On the other hand, Dupuis said, healthcare workers are well protected by “the equipment that we give them,” and if they develop symptoms they’re not allowed to work.

Vaccine-hesitant employees at Maimonides generally gave one of two reasons in explaining their decision, she said.

Either they “do not believe vaccination is a good thing,” or they prefer to wait until more is known about possible adverse effects since the vaccine is new, she said.

Feeling anxious about receiving a new vaccine is understandable, says a public health expert at the Universite de Montreal.

Professor Benoit Masse says it’s possible healthcare workers at geriatric facilities who are much younger than most of the residents feel that “they don’t have the same risk level, and so I’m not going to expose myself [to the vaccine] right now.”

Indeed, the level of vaccine-agreement changes from one institution to another, with hospital workers generally having higher vaccination rates than long-term care centres, according to Dupuis.

WHAT COULD GO WRONG?

The only way to address the public’s concerns is to meet them head-on with timely and accurate information and science, experts say.

Transparency on the part of companies, countries and health authorities will be critical, especially when a negative health event seems -- rightly or wrongly -- connected to the vaccine, something infectious diseases specialist Dr. Michael Libman says is inevitable.

“There will be, sooner or later, someone who has a bad side effect or by coincidence, something bad happens to them right after they're vaccinated," he said.

"It’s going to happen. It’s an absolute certainty. You can’t give millions and millions of doses of anything, not even vitamin C, without somebody having an allergic reaction, and that will, I’m afraid, get a lot of publicity and it will scare people and it will make some things more difficult.”

Masse of the Universite de Montreal agrees, saying “disinformation is our enemy.”

The researcher provides the hypothetical example of a 90-year-old man receiving the vaccine and dying two weeks later -- but perhaps from a pre-existing health condition or age.

Or, he says, what he expects to happen “is what we call vaccine failure. That is you vaccinate someone and a week later he has a serious case of COVID and people will say, see, the vaccine doesn’t work.”

Both hypothetical occurrences would have to be investigated quickly and explained publicly, says Masse.
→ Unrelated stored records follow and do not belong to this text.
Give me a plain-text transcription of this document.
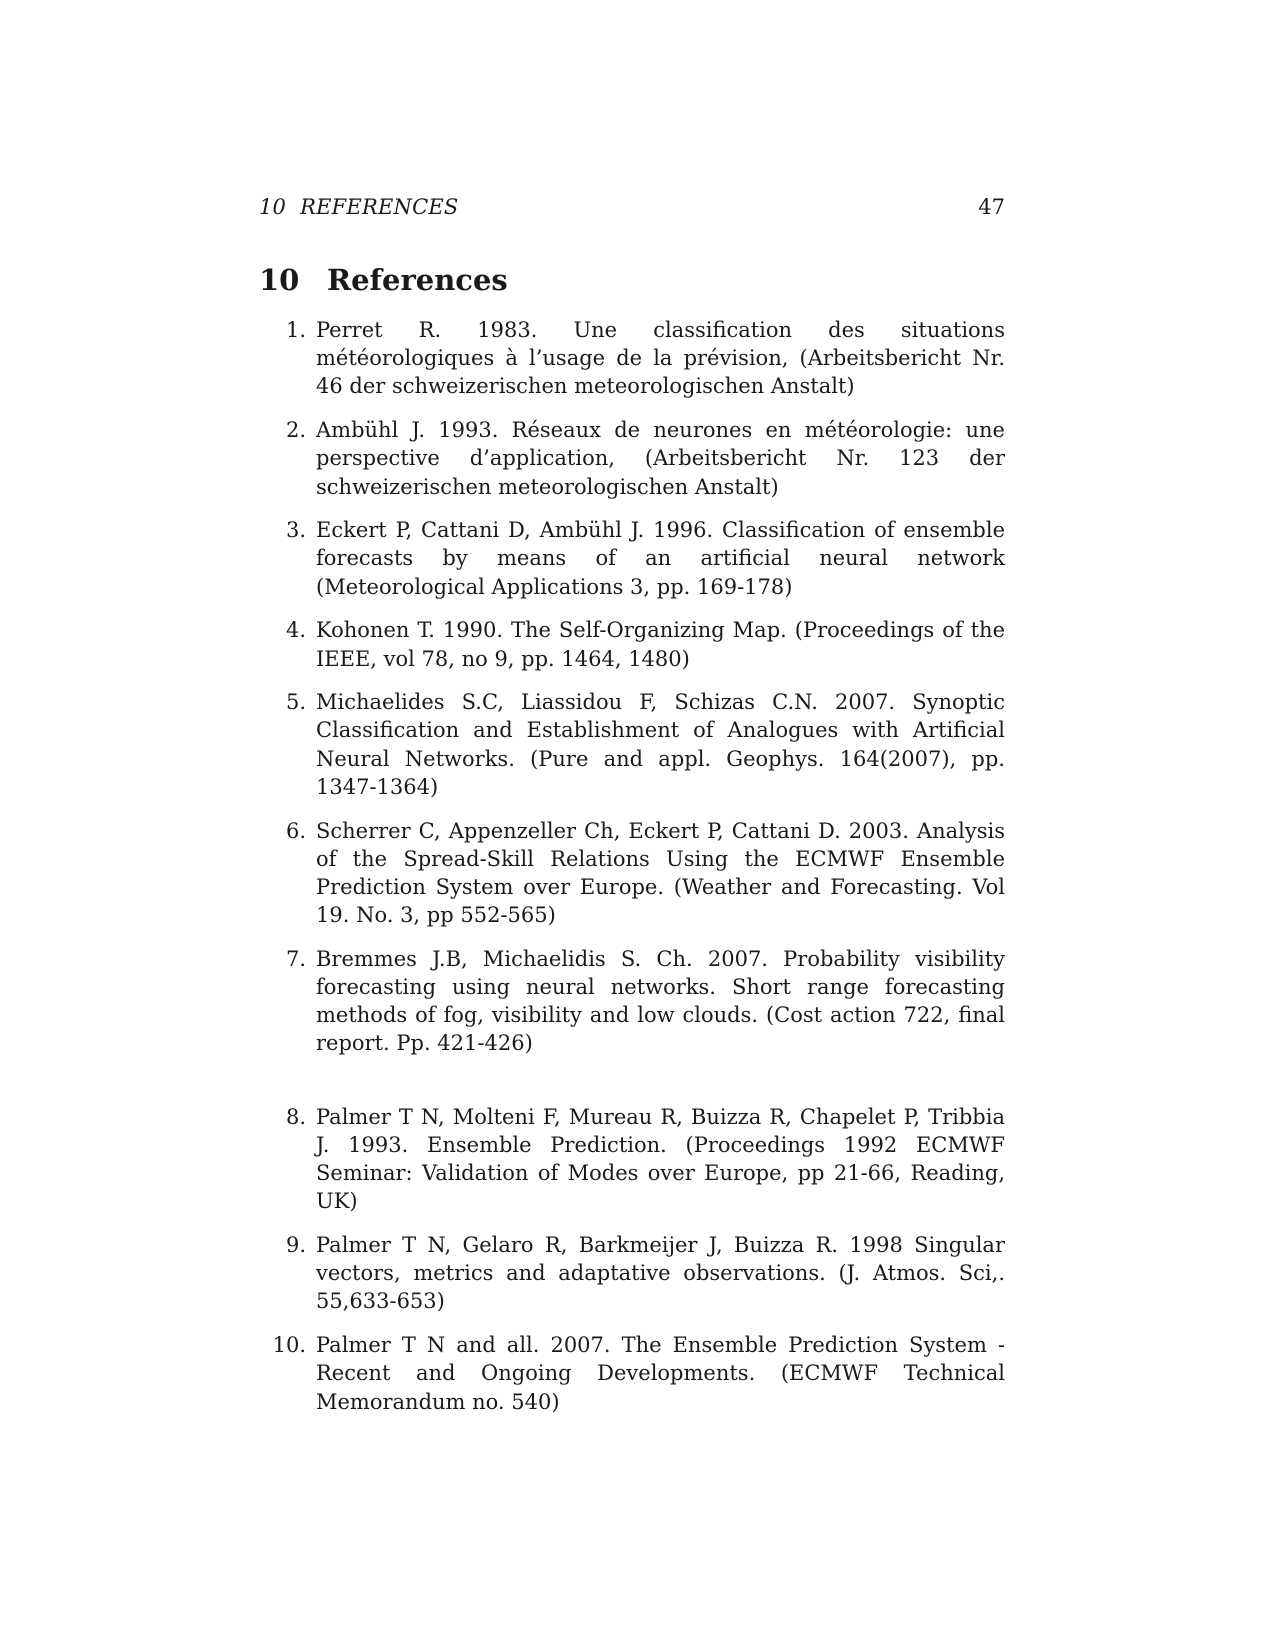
10 REFERENCES	47
10 References
1. Perret R. 1983. Une classification des situations météorologiques à l’usage de la prévision, (Arbeitsbericht Nr. 46 der schweizerischen meteorologischen Anstalt)
2. Ambühl J. 1993. Réseaux de neurones en météorologie: une perspective d’application, (Arbeitsbericht Nr. 123 der schweizerischen meteorologischen Anstalt)
3. Eckert P, Cattani D, Ambühl J. 1996. Classification of ensemble forecasts by means of an artificial neural network (Meteorological Applications 3, pp. 169-178)
4. Kohonen T. 1990. The Self-Organizing Map. (Proceedings of the IEEE, vol 78, no 9, pp. 1464, 1480)
5. Michaelides S.C, Liassidou F, Schizas C.N. 2007. Synoptic Classification and Establishment of Analogues with Artificial Neural Networks. (Pure and appl. Geophys. 164(2007), pp. 1347-1364)
6. Scherrer C, Appenzeller Ch, Eckert P, Cattani D. 2003. Analysis of the Spread-Skill Relations Using the ECMWF Ensemble Prediction System over Europe. (Weather and Forecasting. Vol 19. No. 3, pp 552-565)
7. Bremmes J.B, Michaelidis S. Ch. 2007. Probability visibility forecasting using neural networks. Short range forecasting methods of fog, visibility and low clouds. (Cost action 722, final report. Pp. 421-426)
8. Palmer T N, Molteni F, Mureau R, Buizza R, Chapelet P, Tribbia J. 1993. Ensemble Prediction. (Proceedings 1992 ECMWF Seminar: Validation of Modes over Europe, pp 21-66, Reading, UK)
9. Palmer T N, Gelaro R, Barkmeijer J, Buizza R. 1998 Singular vectors, metrics and adaptative observations. (J. Atmos. Sci,. 55,633-653)
10. Palmer T N and all. 2007. The Ensemble Prediction System - Recent and Ongoing Developments. (ECMWF Technical Memorandum no. 540)
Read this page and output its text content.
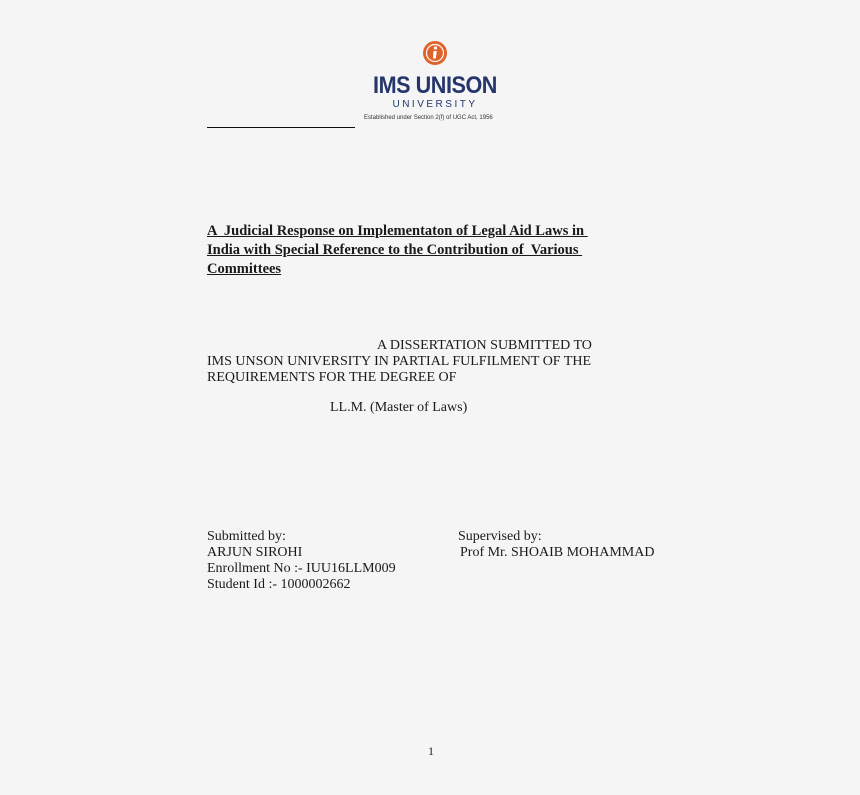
IMS UNISON
UNIVERSITY
Established under Section 2(f) of UGC Act, 1956
A  Judicial Response on Implementaton of Legal Aid Laws in
India with Special Reference to the Contribution of  Various
Committees
A DISSERTATION SUBMITTED TO
IMS UNSON UNIVERSITY IN PARTIAL FULFILMENT OF THE
REQUIREMENTS FOR THE DEGREE OF
LL.M. (Master of Laws)
Submitted by:
ARJUN SIROHI
Enrollment No :- IUU16LLM009
Student Id :- 1000002662
Supervised by:
Prof Mr. SHOAIB MOHAMMAD
1
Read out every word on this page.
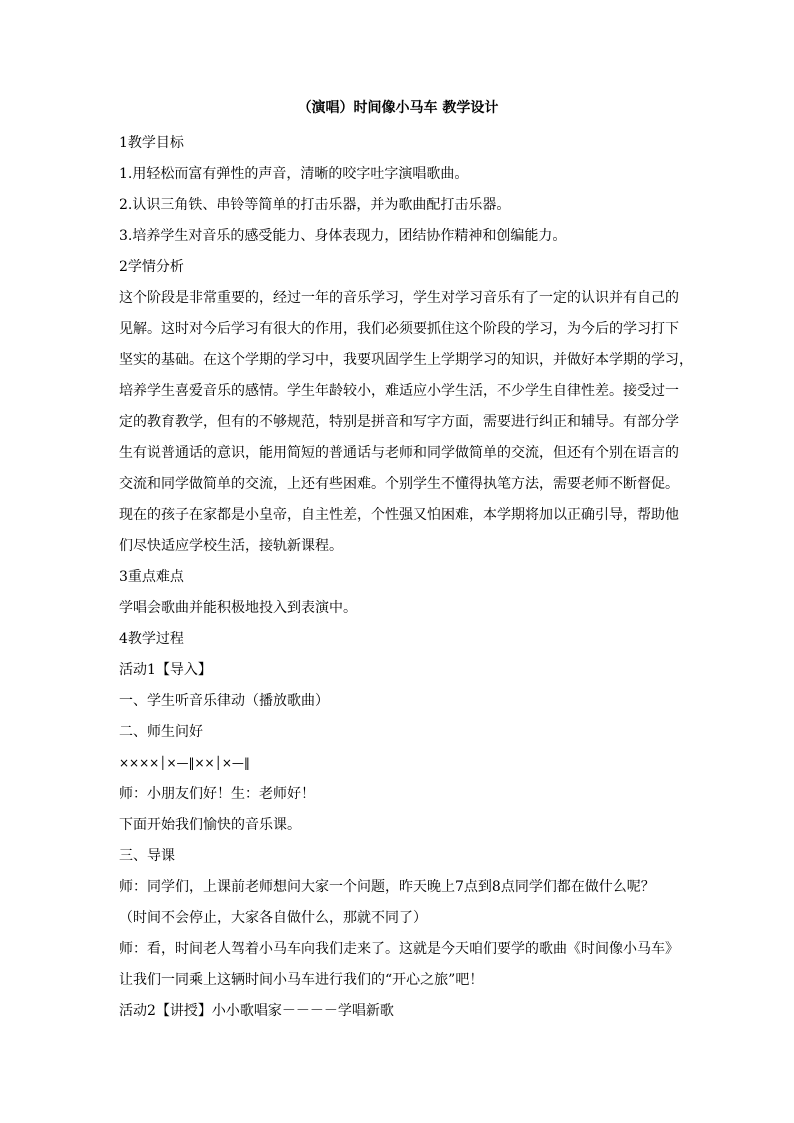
（演唱）时间像小马车 教学设计

1教学目标

1.用轻松而富有弹性的声音，清晰的咬字吐字演唱歌曲。

2.认识三角铁、串铃等简单的打击乐器，并为歌曲配打击乐器。

3.培养学生对音乐的感受能力、身体表现力，团结协作精神和创编能力。

2学情分析

这个阶段是非常重要的，经过一年的音乐学习，学生对学习音乐有了一定的认识并有自己的
见解。这时对今后学习有很大的作用，我们必须要抓住这个阶段的学习，为今后的学习打下
坚实的基础。在这个学期的学习中，我要巩固学生上学期学习的知识，并做好本学期的学习，
培养学生喜爱音乐的感情。学生年龄较小，难适应小学生活，不少学生自律性差。接受过一
定的教育教学，但有的不够规范，特别是拼音和写字方面，需要进行纠正和辅导。有部分学
生有说普通话的意识，能用简短的普通话与老师和同学做简单的交流，但还有个别在语言的
交流和同学做简单的交流，上还有些困难。个别学生不懂得执笔方法，需要老师不断督促。
现在的孩子在家都是小皇帝，自主性差，个性强又怕困难，本学期将加以正确引导，帮助他
们尽快适应学校生活，接轨新课程。

3重点难点

学唱会歌曲并能积极地投入到表演中。

4教学过程

活动1【导入】

一、学生听音乐律动（播放歌曲）

二、师生问好

××××│×—‖××│×—‖

师：小朋友们好！生：老师好！

下面开始我们愉快的音乐课。

三、导课

师：同学们，上课前老师想问大家一个问题，昨天晚上7点到8点同学们都在做什么呢？

（时间不会停止，大家各自做什么，那就不同了）

师：看，时间老人驾着小马车向我们走来了。这就是今天咱们要学的歌曲《时间像小马车》

让我们一同乘上这辆时间小马车进行我们的“开心之旅”吧！

活动2【讲授】小小歌唱家－－－－学唱新歌
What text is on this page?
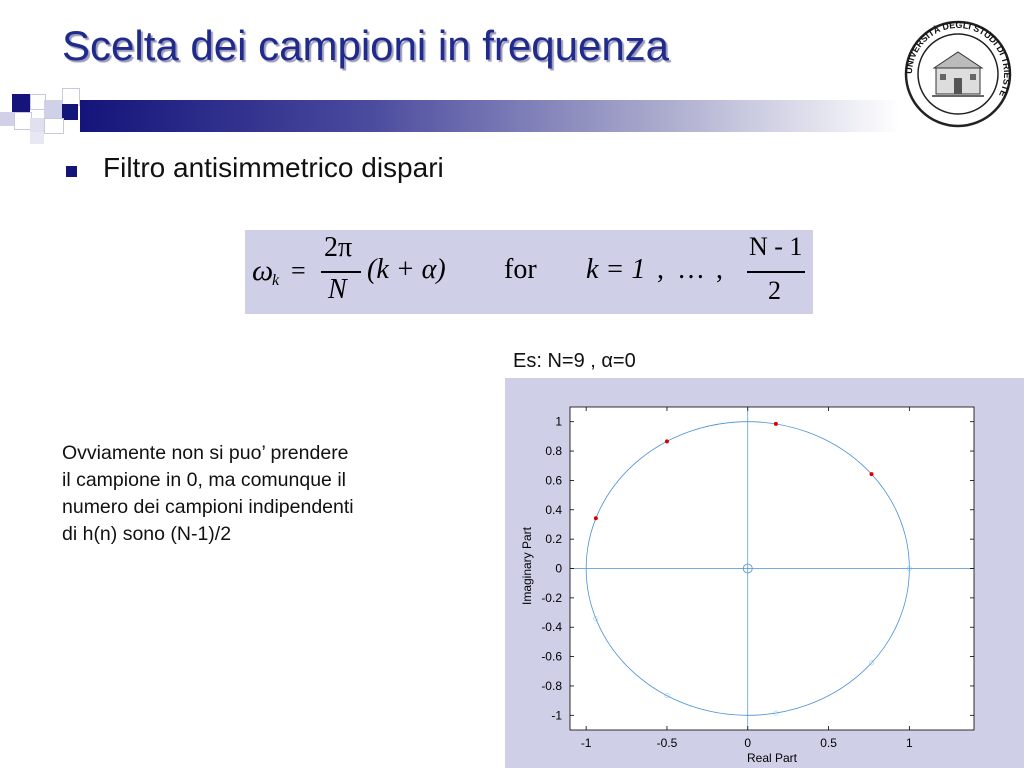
Scelta dei campioni in frequenza
UNIVERSITÀ DEGLI STUDI DI TRIESTE
Filtro antisimmetrico dispari
ω
k =
2π
N
(k + α) for k = 1 , … ,
N - 1
2
Es: N=9 , α=0
Ovviamente non si puo’ prendere
il campione in 0, ma comunque il
numero dei campioni indipendenti
di h(n) sono (N-1)/2
-1	-0.5	0	0.5	1
1
0.8
0.6
0.4
0.2
0
-0.2
-0.4
-0.6
-0.8
-1
Real Part
Imaginary Part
The only way to battle disinformation is to get ahead of it, to be proactive, and so the professor suggests authorities release weekly updates about the number of people who have been vaccinated, along with any adverse health reactions, to reassure the public.

The reports should contain an analysis of the relative rate of each adverse event, he said, so that people can assess the risk for themselves.

We may have more answers in a matter of a few short weeks, as the UK, the United States, Canada and other countries get deeper into their COVID vaccine campaigns.

By then, perhaps a couple of a million people will have been vaccinated and we will know much more, Masse says, about a vaccine “that was developed in record speed” -- but has also been peer-reviewed extensively for its safety.